Alguns dos desafios de maior visibilidade ao sistema de custódia infantil do Japão foram apresentados por pais nascidos no exterior. Catherine Henderson é uma delas. Uma professora do ensino médio da Austrália, ela conheceu seu agora ex-marido em Melbourne em 1997. Eles se casaram, se mudaram para Tóquio e tiveram dois filhos. Ela disse que seu ex-marido disse a ela em seu 15º aniversário de casamento que ele queria o divórcio.
Henderson, 52, alegou que acabou saindo com as crianças e recusou o acesso dela.

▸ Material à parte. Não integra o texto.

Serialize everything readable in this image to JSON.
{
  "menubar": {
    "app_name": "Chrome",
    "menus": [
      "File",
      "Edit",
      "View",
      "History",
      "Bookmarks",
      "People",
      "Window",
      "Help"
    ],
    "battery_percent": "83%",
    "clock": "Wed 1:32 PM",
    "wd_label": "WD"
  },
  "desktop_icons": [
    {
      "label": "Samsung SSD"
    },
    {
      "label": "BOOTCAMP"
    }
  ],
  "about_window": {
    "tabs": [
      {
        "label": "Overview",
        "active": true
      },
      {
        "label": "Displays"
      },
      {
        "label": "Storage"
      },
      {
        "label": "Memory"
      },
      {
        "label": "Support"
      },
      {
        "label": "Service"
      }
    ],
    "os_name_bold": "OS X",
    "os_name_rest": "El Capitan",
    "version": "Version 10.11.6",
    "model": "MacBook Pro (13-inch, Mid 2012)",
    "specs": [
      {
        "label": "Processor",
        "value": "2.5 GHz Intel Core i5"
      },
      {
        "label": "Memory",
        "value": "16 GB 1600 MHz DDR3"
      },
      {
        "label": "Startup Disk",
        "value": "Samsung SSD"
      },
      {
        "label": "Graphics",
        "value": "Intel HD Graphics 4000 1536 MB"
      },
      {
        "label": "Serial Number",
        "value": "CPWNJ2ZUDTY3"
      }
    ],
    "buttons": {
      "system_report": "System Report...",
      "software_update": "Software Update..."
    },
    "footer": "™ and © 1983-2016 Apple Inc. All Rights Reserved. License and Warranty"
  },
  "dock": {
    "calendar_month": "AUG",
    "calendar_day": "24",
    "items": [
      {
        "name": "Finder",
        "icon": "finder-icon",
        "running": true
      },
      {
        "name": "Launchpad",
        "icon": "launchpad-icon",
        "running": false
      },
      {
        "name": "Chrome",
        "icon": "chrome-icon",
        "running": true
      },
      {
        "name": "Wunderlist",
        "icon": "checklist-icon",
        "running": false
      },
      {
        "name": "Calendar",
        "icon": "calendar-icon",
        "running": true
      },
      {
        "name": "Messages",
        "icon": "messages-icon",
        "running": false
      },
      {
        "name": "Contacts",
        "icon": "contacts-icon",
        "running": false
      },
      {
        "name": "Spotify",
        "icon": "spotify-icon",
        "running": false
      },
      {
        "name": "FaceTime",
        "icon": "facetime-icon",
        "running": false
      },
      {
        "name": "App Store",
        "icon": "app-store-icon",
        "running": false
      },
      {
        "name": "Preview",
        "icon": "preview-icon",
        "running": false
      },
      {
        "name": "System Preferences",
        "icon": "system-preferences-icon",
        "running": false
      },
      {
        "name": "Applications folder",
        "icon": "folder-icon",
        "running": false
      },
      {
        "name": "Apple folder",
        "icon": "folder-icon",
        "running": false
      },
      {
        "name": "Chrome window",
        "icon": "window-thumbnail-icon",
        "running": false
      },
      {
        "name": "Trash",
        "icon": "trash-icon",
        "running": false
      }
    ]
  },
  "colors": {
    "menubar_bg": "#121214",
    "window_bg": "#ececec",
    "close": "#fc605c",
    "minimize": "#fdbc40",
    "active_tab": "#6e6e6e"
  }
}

Ela procurou a mediação, propondo um plano parental e um cronograma de visitas, mas não deu em nada, disse ela. A guarda dos dois filhos foi concedida ao ex-marido e o recurso foi negado. Seu ex-marido se recusou a comentar.
Henderson, que disse não falar com os filhos há três anos, acha “muito estressante” morar no Japão, mas pretende ficar o máximo possível, esperando que algo mude. Há quase dois anos, Henderson disse que viu a filha em um trem, mas não falou com ela por medo de confundi-la. “Estou com medo e eles estão com medo”, disse Henderson. “Acabei de sair.”
O Japão costumava ser rotulado pelo Ocidente como um “porto seguro” para o sequestro dos pais. Em 2014, após anos de pressão diplomática, tornou-se a última nação do G7 a aderir à Convenção de Haia de 1980, que prevê um mecanismo de retorno para lidar com o sequestro parental internacional. Desde então, o Japão alinhou-se com outras nações quando se trata de sequestro internacional, disse Yuko Nishitani, professor de direito da Universidade de Kyoto.
Mas para os pais japoneses que tentam navegar pelas disputas de custódia e visitação, o tratamento díspar parece cada vez mais injusto.
Hojyo achou o ritmo lento da mediação especialmente doloroso. Quase um ano depois, ele não sobe ao segundo andar de sua casa, onde moravam a esposa e o filho. “Dói”, disse ele. “Quase nunca vou ao segundo andar. Provavelmente apenas duas vezes desde que minha esposa partiu com nosso filho.
“Como pai, quero ver e sentir o crescimento do meu filho. Quero passar minha vida com meu filho”, disse Hojyo. “Se eu conseguir ver meu filho, só quero conversar sobre qualquer coisa. Se eu conseguir vê-lo periodicamente, quero levá-lo a lugares que ele goste, como um estádio de beisebol e uma pescaria. Ele costumava gostar de Ultraman. Eu me pergunto se ele ainda o faz.